Prometheus Vector Operations Are Not Associative
I was working on a PromQL query at work to find disk usage on Kubernetes control plane nodes - the first step was to identify those nodes:
kube_node_role{role="control-plane"}
...then to use vector matching operators to associate each control plane node with the node-exporter running on it:
kube_node_role{role="control-plane"} * on(node) group_left(pod) kube_pod_info{created_by_name="node-exporter", namespace="kube-prometheus"}
...and finally, get the filesystem usage reported by each matching node-exporter, associated with the corresponding node:
node_filesystem_avail_bytes * on(pod) group_left(node) kube_node_role{role="control-plane"} * on(node) group_left(pod) kube_pod_info{created_by_name="node-exporter", namespace="kube-prometheus"}
This got me the dreaded "many-to-many matching not allowed: matching labels must be unique on one side" error! This kinda surprised me - after all, I'd tested node_filesystem_avail_bytes
and kube_node_role{role="control-plane"} * on(node) group_left(pod) kube_pod_info{created_by_name="node-exporter", namespace="kube-prometheus"}
in isolation, and they both worked fine - and when I evaluated them in separate query panels, they yielded compatible label sets!
Here's the fixed version:
node_filesystem_avail_bytes * on(pod) group_left(node) (kube_node_role{role="control-plane"} * on(node) group_left(pod) kube_pod_info{created_by_name="node-exporter", namespace="kube-prometheus"})
Do you see it?
I'm guessing you may have since I kinda gave it away with this post's title, but in case you haven't, here's a diff between the two queries after they've been formatted:
node_filesystem_avail_bytes
* on(pod) group_left(node)
+ (
kube_node_role{role="control-plane"}
* on(node) group_left(pod)
kube_pod_info{created_by_name="node-exporter", namespace="kube-prometheus"}
+ )
So while the resulting value of a vector match operation may be associative (as far as I know - please reach out if you have counterexamples), the resulting label set is not!

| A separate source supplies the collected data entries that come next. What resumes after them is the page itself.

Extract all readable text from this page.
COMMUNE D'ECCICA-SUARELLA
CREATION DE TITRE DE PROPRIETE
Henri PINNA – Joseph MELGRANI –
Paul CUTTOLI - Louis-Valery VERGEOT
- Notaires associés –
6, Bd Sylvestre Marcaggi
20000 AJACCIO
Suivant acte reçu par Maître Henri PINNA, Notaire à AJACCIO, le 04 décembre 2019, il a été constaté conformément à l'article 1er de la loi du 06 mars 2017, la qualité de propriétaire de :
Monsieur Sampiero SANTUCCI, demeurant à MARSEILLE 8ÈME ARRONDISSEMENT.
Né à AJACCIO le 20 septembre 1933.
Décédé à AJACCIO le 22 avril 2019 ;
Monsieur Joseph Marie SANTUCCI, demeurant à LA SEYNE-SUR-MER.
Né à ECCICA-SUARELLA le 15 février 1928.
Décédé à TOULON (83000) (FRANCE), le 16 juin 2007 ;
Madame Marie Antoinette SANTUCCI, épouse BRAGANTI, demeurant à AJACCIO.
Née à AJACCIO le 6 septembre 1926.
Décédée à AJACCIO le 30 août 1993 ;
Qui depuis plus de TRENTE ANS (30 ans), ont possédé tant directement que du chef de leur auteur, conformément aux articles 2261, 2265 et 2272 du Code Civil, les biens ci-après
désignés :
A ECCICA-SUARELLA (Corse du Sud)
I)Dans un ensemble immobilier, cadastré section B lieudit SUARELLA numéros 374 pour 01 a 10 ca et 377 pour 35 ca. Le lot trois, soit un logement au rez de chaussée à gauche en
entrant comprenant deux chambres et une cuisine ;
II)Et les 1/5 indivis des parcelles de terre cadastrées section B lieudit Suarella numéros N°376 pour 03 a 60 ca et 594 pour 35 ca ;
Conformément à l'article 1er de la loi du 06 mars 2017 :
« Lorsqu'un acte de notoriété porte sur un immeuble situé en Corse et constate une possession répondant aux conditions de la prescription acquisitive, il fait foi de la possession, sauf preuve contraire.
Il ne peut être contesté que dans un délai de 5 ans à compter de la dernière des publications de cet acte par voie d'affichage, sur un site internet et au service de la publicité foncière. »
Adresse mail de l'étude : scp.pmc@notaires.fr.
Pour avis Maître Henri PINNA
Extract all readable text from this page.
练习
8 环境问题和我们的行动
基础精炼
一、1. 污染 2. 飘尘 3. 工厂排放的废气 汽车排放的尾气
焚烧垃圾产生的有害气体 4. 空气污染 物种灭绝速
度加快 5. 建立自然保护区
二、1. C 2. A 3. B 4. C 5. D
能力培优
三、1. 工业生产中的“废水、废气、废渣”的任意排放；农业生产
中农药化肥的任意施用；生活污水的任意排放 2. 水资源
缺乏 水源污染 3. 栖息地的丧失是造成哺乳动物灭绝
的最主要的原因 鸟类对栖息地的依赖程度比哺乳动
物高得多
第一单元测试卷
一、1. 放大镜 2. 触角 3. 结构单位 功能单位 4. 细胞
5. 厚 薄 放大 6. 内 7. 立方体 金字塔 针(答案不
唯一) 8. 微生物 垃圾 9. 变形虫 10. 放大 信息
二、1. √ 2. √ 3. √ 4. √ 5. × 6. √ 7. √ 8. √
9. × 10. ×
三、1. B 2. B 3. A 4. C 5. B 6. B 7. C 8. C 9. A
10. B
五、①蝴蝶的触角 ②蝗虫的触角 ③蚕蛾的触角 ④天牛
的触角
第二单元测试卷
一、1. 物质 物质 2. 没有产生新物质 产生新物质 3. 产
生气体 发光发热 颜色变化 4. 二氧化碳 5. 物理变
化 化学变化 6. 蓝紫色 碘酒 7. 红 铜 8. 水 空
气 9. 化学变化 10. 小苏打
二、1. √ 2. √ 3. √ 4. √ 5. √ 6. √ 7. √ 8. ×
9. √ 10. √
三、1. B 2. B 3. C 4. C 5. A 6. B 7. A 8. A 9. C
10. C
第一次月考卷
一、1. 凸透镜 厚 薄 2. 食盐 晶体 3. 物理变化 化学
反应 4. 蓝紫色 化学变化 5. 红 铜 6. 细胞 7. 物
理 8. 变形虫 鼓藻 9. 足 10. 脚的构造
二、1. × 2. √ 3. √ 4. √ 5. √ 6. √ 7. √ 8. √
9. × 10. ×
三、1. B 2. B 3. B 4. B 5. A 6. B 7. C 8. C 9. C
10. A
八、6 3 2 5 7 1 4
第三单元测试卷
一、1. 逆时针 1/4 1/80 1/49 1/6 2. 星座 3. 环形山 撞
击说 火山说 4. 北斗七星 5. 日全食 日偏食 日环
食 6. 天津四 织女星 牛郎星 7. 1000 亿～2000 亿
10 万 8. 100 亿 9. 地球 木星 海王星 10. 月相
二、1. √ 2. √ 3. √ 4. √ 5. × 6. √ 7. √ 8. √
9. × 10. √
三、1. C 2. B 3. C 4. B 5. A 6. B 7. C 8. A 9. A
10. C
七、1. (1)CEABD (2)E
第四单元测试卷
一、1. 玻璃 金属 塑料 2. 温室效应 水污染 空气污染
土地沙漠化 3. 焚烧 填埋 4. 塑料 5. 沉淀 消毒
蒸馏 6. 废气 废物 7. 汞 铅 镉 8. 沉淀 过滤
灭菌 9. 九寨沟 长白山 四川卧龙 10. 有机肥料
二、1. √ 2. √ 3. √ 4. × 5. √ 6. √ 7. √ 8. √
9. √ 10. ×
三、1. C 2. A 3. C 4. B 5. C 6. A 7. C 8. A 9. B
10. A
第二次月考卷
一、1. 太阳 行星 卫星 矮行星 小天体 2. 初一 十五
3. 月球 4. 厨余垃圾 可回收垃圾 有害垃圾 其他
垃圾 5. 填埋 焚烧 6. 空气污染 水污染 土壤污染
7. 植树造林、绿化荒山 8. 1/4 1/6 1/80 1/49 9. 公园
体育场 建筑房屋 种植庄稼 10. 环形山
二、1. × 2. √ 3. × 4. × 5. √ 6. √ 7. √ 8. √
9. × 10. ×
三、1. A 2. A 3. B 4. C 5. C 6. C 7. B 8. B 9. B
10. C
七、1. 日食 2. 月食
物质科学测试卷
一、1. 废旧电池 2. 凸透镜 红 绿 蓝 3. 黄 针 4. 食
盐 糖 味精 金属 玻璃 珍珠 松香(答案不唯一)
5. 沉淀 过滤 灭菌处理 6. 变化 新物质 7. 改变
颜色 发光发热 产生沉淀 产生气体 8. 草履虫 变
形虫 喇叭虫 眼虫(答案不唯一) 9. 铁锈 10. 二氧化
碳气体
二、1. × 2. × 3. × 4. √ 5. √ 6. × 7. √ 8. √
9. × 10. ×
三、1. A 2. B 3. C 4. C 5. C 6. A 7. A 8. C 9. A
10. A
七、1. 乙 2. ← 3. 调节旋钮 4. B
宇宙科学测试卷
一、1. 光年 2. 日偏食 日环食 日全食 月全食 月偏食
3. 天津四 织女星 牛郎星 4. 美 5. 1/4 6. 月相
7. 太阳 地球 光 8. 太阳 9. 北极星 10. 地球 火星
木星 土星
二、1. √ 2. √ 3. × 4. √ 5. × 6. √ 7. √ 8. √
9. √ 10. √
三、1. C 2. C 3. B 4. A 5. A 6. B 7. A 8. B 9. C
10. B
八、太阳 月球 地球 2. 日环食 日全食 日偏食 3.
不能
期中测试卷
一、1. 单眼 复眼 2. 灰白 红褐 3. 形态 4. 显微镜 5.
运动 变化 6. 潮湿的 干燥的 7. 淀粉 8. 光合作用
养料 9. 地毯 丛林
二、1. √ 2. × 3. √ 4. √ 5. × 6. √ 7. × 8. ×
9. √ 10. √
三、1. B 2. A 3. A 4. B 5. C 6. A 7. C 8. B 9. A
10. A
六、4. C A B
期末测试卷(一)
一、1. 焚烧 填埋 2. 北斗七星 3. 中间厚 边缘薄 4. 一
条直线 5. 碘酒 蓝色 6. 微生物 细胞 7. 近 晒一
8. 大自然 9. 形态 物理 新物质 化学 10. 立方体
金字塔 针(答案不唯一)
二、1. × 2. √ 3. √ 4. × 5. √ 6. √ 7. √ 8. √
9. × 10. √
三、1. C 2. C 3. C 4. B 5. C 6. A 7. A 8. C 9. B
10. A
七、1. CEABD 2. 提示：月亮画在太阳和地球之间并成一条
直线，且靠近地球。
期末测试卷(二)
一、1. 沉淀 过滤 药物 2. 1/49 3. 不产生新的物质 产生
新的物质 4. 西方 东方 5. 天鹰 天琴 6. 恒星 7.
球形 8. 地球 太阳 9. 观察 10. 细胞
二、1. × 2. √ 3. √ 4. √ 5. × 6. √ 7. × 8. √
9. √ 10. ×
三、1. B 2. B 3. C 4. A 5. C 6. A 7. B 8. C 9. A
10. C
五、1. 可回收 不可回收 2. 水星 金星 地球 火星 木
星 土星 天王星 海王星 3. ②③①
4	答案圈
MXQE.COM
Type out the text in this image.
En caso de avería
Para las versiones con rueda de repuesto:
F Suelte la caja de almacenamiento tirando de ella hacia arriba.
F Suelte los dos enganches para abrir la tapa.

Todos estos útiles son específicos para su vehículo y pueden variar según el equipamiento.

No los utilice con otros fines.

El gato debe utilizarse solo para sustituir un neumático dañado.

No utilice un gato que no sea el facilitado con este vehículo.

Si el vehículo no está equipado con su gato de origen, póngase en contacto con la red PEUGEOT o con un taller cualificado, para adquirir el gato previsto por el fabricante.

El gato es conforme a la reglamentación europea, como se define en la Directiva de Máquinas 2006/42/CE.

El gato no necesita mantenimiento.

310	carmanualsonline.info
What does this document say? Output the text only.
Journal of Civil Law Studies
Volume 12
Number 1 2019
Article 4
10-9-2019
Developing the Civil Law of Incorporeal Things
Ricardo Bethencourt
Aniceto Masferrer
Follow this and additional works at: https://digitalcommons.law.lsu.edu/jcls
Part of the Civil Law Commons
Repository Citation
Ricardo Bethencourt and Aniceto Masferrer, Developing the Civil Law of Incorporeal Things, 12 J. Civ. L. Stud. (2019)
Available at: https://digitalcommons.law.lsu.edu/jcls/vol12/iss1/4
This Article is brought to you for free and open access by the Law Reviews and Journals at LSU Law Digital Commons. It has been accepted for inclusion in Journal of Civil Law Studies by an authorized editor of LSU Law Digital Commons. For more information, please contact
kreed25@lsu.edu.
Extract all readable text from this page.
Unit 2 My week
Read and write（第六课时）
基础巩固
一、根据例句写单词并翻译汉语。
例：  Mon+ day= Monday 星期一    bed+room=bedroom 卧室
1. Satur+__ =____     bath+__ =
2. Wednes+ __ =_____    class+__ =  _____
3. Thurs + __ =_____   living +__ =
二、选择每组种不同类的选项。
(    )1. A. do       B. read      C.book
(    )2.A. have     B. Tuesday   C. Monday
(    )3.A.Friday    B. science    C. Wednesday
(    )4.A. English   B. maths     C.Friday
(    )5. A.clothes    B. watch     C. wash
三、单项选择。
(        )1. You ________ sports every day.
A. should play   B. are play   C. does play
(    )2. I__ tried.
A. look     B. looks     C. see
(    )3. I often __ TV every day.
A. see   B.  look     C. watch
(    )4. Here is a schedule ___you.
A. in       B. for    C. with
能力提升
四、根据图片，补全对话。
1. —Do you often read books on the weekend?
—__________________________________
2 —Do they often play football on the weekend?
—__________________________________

This is kind of my fault for starting with the B * C
part of an A * B * C
query and then adding the A
part at the beginning - I'm not exactly sure why I did this! I think I might just favor group_left
, or maybe I just like leading with the metric whose values I care about, followed by the "filter" part of the query, much like how a SQL SELECT
statement is structured.